Especially when the mall in the movie looks eerily like the bright, glass-plated Carousel Center.

But the movie, starring Bette Midler and Woody Allen, makes it all seem natural. Almost the entire thing takes place inside a mall. (They even see a movie in the mall.)

“REAL LIFE USED to take place in the streets and town squares, but today people spend a lot of their time shopping in malls,” said director Paul Mazursky in a press release. “Whatever can happen in your life can happen in a mall.”

And in this movie, it does. The couple goes through a series of confessions, ups and downs, business deals, one movie, two outfits and three boxes of sushi.
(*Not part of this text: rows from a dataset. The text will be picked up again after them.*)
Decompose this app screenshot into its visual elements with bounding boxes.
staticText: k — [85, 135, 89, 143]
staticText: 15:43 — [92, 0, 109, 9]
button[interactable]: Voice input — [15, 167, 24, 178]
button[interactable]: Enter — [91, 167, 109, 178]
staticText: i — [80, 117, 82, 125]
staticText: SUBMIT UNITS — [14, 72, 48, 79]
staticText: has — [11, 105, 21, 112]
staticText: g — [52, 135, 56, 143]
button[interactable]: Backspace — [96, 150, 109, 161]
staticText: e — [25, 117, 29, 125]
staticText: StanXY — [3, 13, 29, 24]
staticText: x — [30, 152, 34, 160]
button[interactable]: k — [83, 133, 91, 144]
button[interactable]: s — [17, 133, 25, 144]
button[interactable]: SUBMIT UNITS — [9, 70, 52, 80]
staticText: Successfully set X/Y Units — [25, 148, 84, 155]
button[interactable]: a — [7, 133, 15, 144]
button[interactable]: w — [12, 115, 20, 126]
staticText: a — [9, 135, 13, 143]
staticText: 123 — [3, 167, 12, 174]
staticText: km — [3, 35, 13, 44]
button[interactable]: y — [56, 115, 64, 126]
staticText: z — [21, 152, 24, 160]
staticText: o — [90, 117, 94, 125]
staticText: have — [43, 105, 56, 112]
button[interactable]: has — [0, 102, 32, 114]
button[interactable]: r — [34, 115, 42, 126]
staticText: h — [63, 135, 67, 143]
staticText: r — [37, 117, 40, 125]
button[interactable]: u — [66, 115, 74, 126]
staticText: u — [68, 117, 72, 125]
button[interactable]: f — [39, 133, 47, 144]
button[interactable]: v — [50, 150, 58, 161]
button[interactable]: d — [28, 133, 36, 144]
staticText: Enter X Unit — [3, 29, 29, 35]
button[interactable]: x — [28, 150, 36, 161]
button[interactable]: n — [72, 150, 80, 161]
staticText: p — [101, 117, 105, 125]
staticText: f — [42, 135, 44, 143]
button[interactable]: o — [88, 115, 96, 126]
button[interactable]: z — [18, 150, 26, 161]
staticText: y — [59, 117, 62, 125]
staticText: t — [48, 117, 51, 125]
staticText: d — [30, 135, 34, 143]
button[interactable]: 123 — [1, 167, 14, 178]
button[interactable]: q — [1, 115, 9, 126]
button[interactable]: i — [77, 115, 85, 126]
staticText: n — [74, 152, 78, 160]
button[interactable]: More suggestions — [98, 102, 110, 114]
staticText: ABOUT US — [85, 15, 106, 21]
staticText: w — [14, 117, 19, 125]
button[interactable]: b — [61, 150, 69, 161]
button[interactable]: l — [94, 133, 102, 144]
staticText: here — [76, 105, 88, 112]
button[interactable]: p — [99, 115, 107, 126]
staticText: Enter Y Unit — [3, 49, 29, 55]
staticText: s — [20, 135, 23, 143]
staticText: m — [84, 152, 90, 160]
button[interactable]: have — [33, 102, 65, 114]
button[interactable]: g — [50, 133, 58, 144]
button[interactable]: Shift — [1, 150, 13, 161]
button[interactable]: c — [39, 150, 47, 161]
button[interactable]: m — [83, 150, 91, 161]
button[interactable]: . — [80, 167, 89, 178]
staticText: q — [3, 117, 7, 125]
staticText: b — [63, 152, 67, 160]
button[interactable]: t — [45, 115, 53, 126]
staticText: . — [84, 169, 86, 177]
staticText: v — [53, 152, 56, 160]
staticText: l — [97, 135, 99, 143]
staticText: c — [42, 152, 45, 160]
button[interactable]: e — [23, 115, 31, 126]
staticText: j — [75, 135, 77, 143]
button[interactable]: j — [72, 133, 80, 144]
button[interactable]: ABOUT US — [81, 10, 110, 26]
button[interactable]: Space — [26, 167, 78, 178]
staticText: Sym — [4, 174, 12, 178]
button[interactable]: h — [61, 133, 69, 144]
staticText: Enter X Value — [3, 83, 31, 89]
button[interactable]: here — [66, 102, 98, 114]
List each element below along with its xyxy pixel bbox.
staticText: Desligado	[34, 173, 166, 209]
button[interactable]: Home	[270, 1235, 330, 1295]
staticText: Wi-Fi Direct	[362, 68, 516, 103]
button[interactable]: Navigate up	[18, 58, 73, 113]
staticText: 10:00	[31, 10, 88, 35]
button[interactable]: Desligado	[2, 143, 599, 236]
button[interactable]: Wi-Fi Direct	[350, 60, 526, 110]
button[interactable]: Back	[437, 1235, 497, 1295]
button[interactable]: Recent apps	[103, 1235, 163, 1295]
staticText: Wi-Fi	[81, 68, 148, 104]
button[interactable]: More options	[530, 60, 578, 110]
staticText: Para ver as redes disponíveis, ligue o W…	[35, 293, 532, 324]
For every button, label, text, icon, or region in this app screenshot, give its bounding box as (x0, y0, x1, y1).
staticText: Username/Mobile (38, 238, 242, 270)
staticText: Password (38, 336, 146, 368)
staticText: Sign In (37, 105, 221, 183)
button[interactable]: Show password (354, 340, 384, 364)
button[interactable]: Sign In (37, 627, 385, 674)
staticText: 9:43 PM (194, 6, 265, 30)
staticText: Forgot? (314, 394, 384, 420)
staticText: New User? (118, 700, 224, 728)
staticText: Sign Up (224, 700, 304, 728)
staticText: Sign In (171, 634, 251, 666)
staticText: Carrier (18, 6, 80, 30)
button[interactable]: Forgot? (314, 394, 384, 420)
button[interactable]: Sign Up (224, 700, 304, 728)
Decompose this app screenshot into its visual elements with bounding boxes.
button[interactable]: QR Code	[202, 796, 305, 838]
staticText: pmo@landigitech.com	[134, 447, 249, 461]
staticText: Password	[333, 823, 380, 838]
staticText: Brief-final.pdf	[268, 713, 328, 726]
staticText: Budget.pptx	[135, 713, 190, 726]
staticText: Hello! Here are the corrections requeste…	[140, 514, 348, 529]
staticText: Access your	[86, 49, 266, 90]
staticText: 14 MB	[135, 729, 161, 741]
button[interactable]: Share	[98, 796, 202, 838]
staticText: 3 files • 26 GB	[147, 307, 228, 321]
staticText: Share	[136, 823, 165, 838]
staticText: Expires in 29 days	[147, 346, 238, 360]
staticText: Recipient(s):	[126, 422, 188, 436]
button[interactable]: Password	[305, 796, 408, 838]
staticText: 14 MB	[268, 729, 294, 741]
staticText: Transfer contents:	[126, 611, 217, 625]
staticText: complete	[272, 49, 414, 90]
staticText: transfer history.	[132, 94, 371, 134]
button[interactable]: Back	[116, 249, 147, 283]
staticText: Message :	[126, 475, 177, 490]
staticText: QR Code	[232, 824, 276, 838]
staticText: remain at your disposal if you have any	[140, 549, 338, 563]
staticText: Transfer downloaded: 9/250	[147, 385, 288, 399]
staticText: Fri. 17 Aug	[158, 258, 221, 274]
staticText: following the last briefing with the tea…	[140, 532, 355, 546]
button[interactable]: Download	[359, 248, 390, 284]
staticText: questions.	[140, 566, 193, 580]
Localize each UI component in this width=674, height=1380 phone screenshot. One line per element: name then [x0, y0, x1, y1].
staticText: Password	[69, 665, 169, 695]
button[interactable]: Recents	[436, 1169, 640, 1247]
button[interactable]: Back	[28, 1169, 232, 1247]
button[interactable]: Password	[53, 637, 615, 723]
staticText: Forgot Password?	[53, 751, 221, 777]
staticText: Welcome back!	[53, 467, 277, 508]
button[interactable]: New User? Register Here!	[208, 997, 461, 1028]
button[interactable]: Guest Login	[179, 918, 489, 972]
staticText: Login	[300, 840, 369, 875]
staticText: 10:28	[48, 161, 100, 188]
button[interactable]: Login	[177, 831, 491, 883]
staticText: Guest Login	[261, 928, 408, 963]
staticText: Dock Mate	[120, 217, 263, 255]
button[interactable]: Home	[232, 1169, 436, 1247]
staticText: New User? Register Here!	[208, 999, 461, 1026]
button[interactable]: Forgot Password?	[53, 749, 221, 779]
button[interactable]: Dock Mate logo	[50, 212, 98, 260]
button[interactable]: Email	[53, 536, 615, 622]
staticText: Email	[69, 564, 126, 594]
The couple is surrounded by symbols of modern life: each totes a beeper, a television in the bookstore promotes the wife’s pop-psychology book, the mall parking lot. is crammed with shiny BMWs and Mercedes THE MALL BUSTLES with activity. Strolling singers dressed
like characters from a Dickens novel sing in harmony. A man balances champagne glasses on his chin in front of a crowd in the atrium. A mime wanders around annoying shoppers.

Everything is bright and zippy.

Sunlight pours in from the huge windows. Neon signs glow overhead like deranged Christmas lights. Glass elevators whisk shoppers up and down this modern-day downtown.

IT IS NO COINCIDENCE that the mall in the movie looks like the Carousel Center. About a year ago, the movie producers contacted Syracuse and the Pyramid company, the mall’s developer, about the possibility of using the new Carousel Center as a backdrop to the movie. But the new mall’s schedule did not coincide with that of the movie production crew, says Pyramid partner Bruce Kenan.

So they chose a mall in Stamford, Conn. The crew looked at more than 100 malls throughout the country and Canada before deciding on the Samford Town Center.

For two weeks they filmed at the center, which boasts glass elevators and mirrored escalators cutting across the six-story atrium.

But they couldn’t film the entire movie in a mall open for business, so the production crew, about 150 people, spent more than three months building an enormous twostory replica.

The resulting set reflects the fast-paced, convenient consumerism running rampant all over the country.

AND FORCES THE realization that shopping malls, for better or for worse, are inextricably a part of our lives. Perhaps in a world of uncertainty, we have created malls as a preserved slice of life, an insulated glass egg in which we can keep things constant, safe, dependable – the same in Stamford, Conn., as in Syracuse, NY.

As my friend and I left the theater, I heard a woman say, “We have to go shopping now that it’s over. We have 25 minutes left.”